Hazard Run is a 1982 racing video game developed by Dennis R. Zander and published by Artworx for Atari 8-bit computers. In 1984, Artworx considered re-publishing the game as a tie-in to the television series The Dukes of Hazzard.

==Gameplay==

The Gee Lee beginning a river jump

Hazard Run is played from an overhead perspective, with vertically scrolling gameplay. The player, driving the Gee Lee, must escape a crooked sheriff while avoiding hazards such as ducks, fences, rocks, rivers, and trees. The player is given five cars, which act as lives. The player loses a car if an obstacle is hit. The car can be driven on two tires to maneuver through tight areas. There are five courses, known as runs, with each one longer than the previous. The player is required to save up extra gasoline in later levels by driving over gas cans.

The perspective switches to a side view when the Gee Lee approaches a jump over a river. Upon clearing the final river, the pursuing police vehicle lands in the water. Bars from the song "Dixie" play after each river jump, regardless of the outcome.

==Reception==
Derrick Bang, writing for Softline magazine, wrote that the game's "major problem" was its joystick control scheme. Bang also criticized the "Dixie" music played in each of the game's river sections: "it would be nicer (and preferable psychologically) to hear something different as a reward for making the jump." Bang concluded that the game "is just a bit too primitive for today's market and will be of interest mostly to neophytes and young children."

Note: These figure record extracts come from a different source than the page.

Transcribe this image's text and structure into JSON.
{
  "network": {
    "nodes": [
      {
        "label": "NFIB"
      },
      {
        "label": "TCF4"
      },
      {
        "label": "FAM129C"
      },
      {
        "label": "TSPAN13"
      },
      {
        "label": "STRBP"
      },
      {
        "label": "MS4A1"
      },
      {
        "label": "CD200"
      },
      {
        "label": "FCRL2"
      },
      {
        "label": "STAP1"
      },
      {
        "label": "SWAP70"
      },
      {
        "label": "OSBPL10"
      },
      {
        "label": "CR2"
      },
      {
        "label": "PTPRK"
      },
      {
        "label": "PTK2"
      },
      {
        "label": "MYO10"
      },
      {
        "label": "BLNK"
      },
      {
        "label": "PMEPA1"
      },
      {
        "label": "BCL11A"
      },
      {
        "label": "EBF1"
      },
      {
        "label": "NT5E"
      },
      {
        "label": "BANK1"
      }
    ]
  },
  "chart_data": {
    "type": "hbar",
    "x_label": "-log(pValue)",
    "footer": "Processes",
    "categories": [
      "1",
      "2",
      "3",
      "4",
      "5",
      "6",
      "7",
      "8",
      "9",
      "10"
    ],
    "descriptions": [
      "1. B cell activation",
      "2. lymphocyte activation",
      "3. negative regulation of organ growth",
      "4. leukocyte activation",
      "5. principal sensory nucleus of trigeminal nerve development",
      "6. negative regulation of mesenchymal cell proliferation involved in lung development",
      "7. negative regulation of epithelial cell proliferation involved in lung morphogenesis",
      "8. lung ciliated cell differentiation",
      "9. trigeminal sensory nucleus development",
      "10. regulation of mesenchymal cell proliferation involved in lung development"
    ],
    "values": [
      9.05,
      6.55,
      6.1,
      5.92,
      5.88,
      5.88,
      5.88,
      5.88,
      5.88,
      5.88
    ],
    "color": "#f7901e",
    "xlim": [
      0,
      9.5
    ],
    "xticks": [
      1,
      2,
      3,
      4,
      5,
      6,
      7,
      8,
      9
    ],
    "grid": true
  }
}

Ted Salamone of Electronic Games called the game "well conceived" but "poorly executed." Salamone criticized the game's "sloppy play action" and wrote that the graphics "finish in first and last place. Some (the overhead view of a car and trees) are done well, while others (the auto's side view when jumping water) look like a sixth grader's first art project." In 1991, New Atari User gave the game a "mediocre" score of two stars out of four, calling it "Pretty shallow" while also noting its rarity.

==Legacy==
In 1984, Artworx considered licensing the title of the television series The Dukes of Hazzard in order to re-publish Hazard Run as a tie-in. Artworx later rejected the idea considering the aftermath of the 1983 video game crash, which involved many licensed games receiving a negative reputation for their simple concepts and gameplay. The cost to purchase the license was also deemed too high, considering the small size of the software market at the time. The Dukes of Hazzard was the only title Artworx ever seriously considered licensing.